È stata una giornata a dir poco tesa in Georgia, al centro – ormai da mesi – di uno scontro politico che vede il governo presieduto dal Primo ministro (a più riprese ritenuto vicino alla Russia) Irakli Kobakhidze e dal suo partito Sogno georgiano contrapposto ideologicamente all’UE che si era già trovata costretta a bloccare temporaneamente la domanda di adesione all’Unione avanzata dal paese diversi anni fa: proprio oggi quello scontro fino ad ora politico è diventato fisico, con un’ampia schiera di manifestanti che hanno raggiunto la sede del Parlamento della Georgia a Tbilisi che si sono scontrati con la polizia.
Stando a quanto mostrano i numerosi video che stanno rimbalzando in rete (e che trovate in calce a questo articolo) per ragioni ancora da chiarire la manifestazione pro-UE che nel pomeriggio ha invaso le strade della capitale della Georgia si è trovata al centro della violenta reazione da parte delle forze dell’ordine che dopo aver reagito con manganelli, spintoni e lacrimogeni, è arrivata ad usare i getti d’acqua delle autocisterne per disperdere – senza successo – la folla che tutt’ora persiste nelle sue posizioni: attualmente (ma sembra scontato) non è chiaro se ci siano feriti o morti e neppure se sia stato concluso qualche arresto.

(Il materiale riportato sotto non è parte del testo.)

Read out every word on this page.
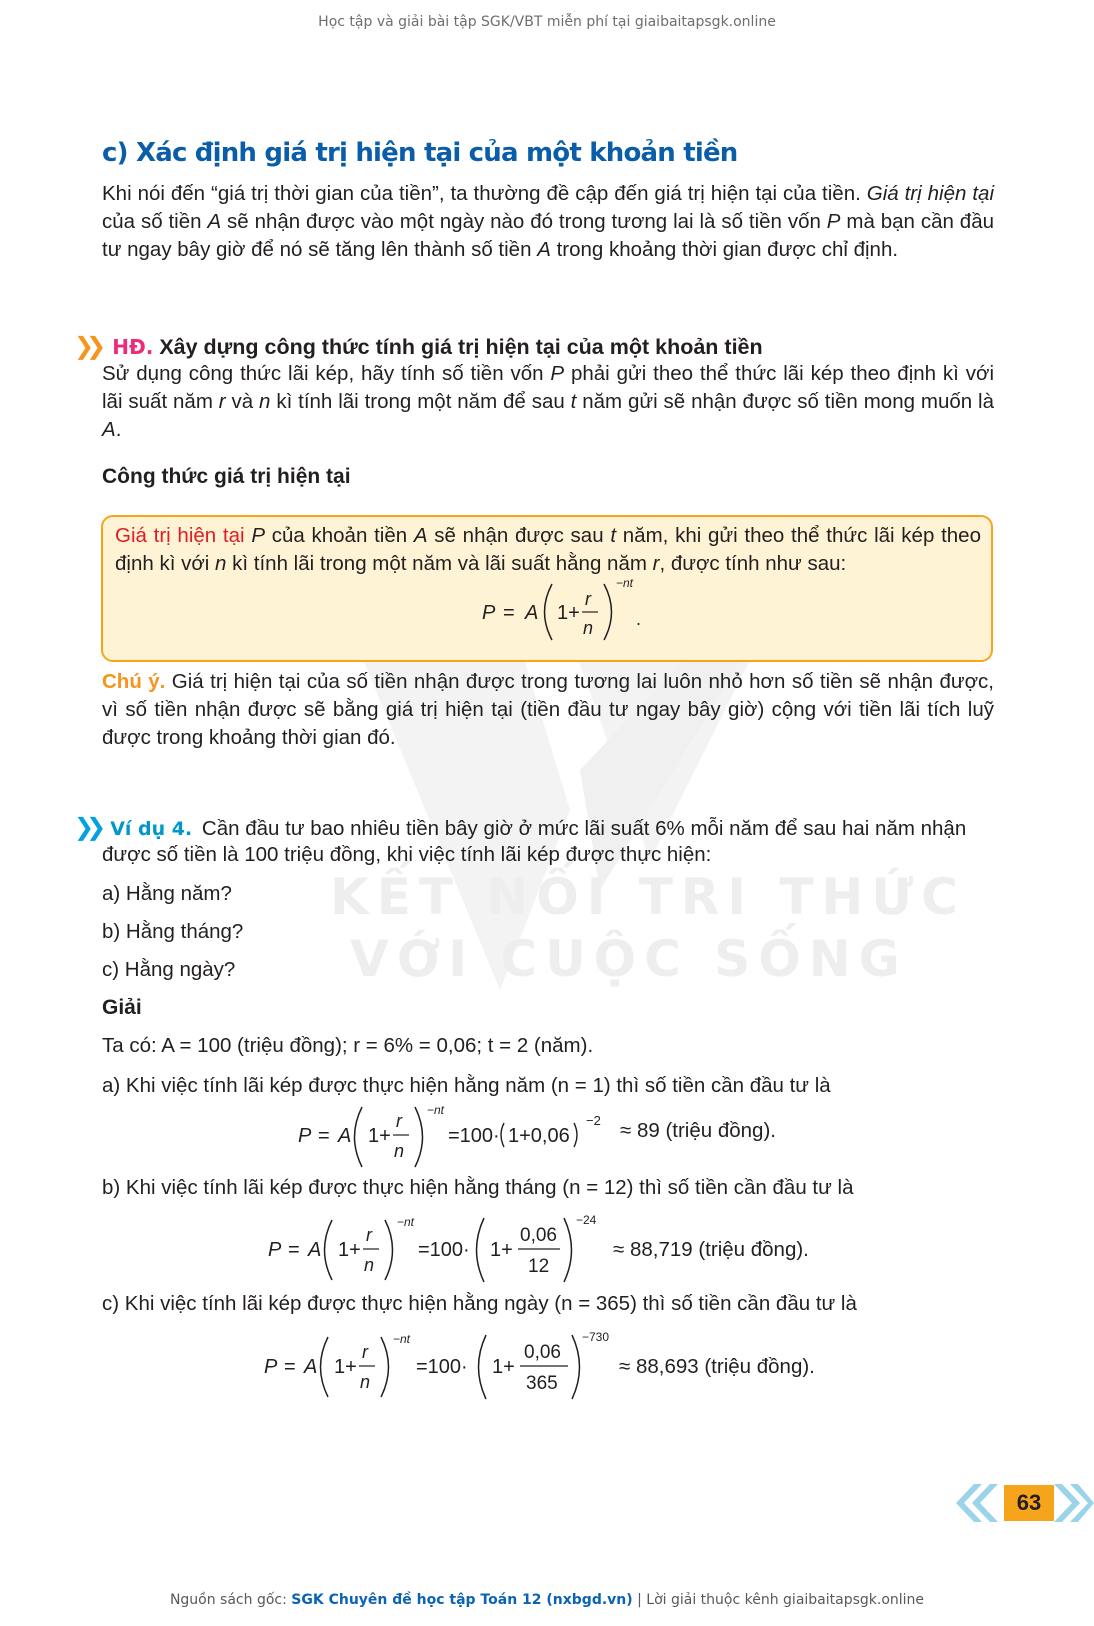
Học tập và giải bài tập SGK/VBT miễn phí tại giaibaitapsgk.online
KẾT NỐI TRI THỨC
VỚI CUỘC SỐNG
c) Xác định giá trị hiện tại của một khoản tiền
Khi nói đến “giá trị thời gian của tiền”, ta thường đề cập đến giá trị hiện tại của tiền. Giá trị hiện tại của số tiền A sẽ nhận được vào một ngày nào đó trong tương lai là số tiền vốn P mà bạn cần đầu tư ngay bây giờ để nó sẽ tăng lên thành số tiền A trong khoảng thời gian được chỉ định.
❯❯ HĐ. Xây dựng công thức tính giá trị hiện tại của một khoản tiền
Sử dụng công thức lãi kép, hãy tính số tiền vốn P phải gửi theo thể thức lãi kép theo định kì với lãi suất năm r và n kì tính lãi trong một năm để sau t năm gửi sẽ nhận được số tiền mong muốn là A.
Công thức giá trị hiện tại
Giá trị hiện tại P của khoản tiền A sẽ nhận được sau t năm, khi gửi theo thể thức lãi kép theo định kì với n kì tính lãi trong một năm và lãi suất hằng năm r, được tính như sau:
P = A 1+
r
n
−nt
.
Chú ý. Giá trị hiện tại của số tiền nhận được trong tương lai luôn nhỏ hơn số tiền sẽ nhận được, vì số tiền nhận được sẽ bằng giá trị hiện tại (tiền đầu tư ngay bây giờ) cộng với tiền lãi tích luỹ được trong khoảng thời gian đó.
❯❯ Ví dụ 4. Cần đầu tư bao nhiêu tiền bây giờ ở mức lãi suất 6% mỗi năm để sau hai năm nhận
được số tiền là 100 triệu đồng, khi việc tính lãi kép được thực hiện:
a) Hằng năm?
b) Hằng tháng?
c) Hằng ngày?
Giải
Ta có: A = 100 (triệu đồng); r = 6% = 0,06; t = 2 (năm).
a) Khi việc tính lãi kép được thực hiện hằng năm (n = 1) thì số tiền cần đầu tư là
P = A 1+
r
n
−nt
=100· 1+0,06
−2 ≈ 89 (triệu đồng).
b) Khi việc tính lãi kép được thực hiện hằng tháng (n = 12) thì số tiền cần đầu tư là
P = A 1+
r
n
−nt
=100· 1+
0,06
12
−24
≈ 88,719 (triệu đồng).
c) Khi việc tính lãi kép được thực hiện hằng ngày (n = 365) thì số tiền cần đầu tư là
P = A 1+
r
n
−nt
=100· 1+
0,06
365
−730
≈ 88,693 (triệu đồng).
63
Nguồn sách gốc: SGK Chuyên đề học tập Toán 12 (nxbgd.vn) | Lời giải thuộc kênh giaibaitapsgk.online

Parlamento UE non riconosce il risultato delle elezioni in Georgia: “Si torni al voto o l’adesione all’Unione diventerà impossibile”
Interessante notare che l’origine della manifestazione sembra ascriversi alla decisione annunciata ieri dal primo ministro della Georgia che ha interrotto fino al 2028 i negoziati di adesioni all’UE rinunciando al contempo anche ai finanziamenti e alle sovvenzioni comunitarie per i prossimi 4 anni: Kobakhidze – infatti – ha detto che avrebbe ricevuto dei non meglio precisati “ricatti e manipolazioni” da parte di alcuni (anche questi non precisati) leader europei; sottolineando tuttavia che il percorso di adesione all’Unione non è stato del tutto escluso.
Dichiarazione alla quale è seguita la reazione del Parlamento UE che nella giornata di giovedì ha votato una risoluzione formale con la quale condanna le elezioni in Georgia – vinte lo scorso ottobre, appunto, da Kobakhidze e dal suo Sogno georgiano – ritenendole “né libere né eque (..), manifestazione del continuo arretramento democratico del paese” e caratterizzate da gravissimi casi di “violazioni elettorali tra cui intimidazioni, manipolazione del voto, interferenza con gli osservatori e macchine per il voto elettronico manipolate”.
La richiesta del Parlamento è che si tengano nuove elezioni in Georgia “sotto un’attenta supervisione internazionale” entro e non oltre il prossimo anno, pena il veder deragliare “qualsiasi mossa verso l’adesione all’UE”; chiedendo al contempo che un’indagine indipendente su quanto accaduto alle urne ad ottobre e che i 27 impongano “sanzioni personali ai funzionari e ai leader politici” tra cui il primo ministro, il segretario di Sogno georgiano Kakha Kaladze, la presidente parlamentare Shalva Papuashvili e l’oligarca (e predecessore di Kobakhidze) Bidzina Ivanishvili.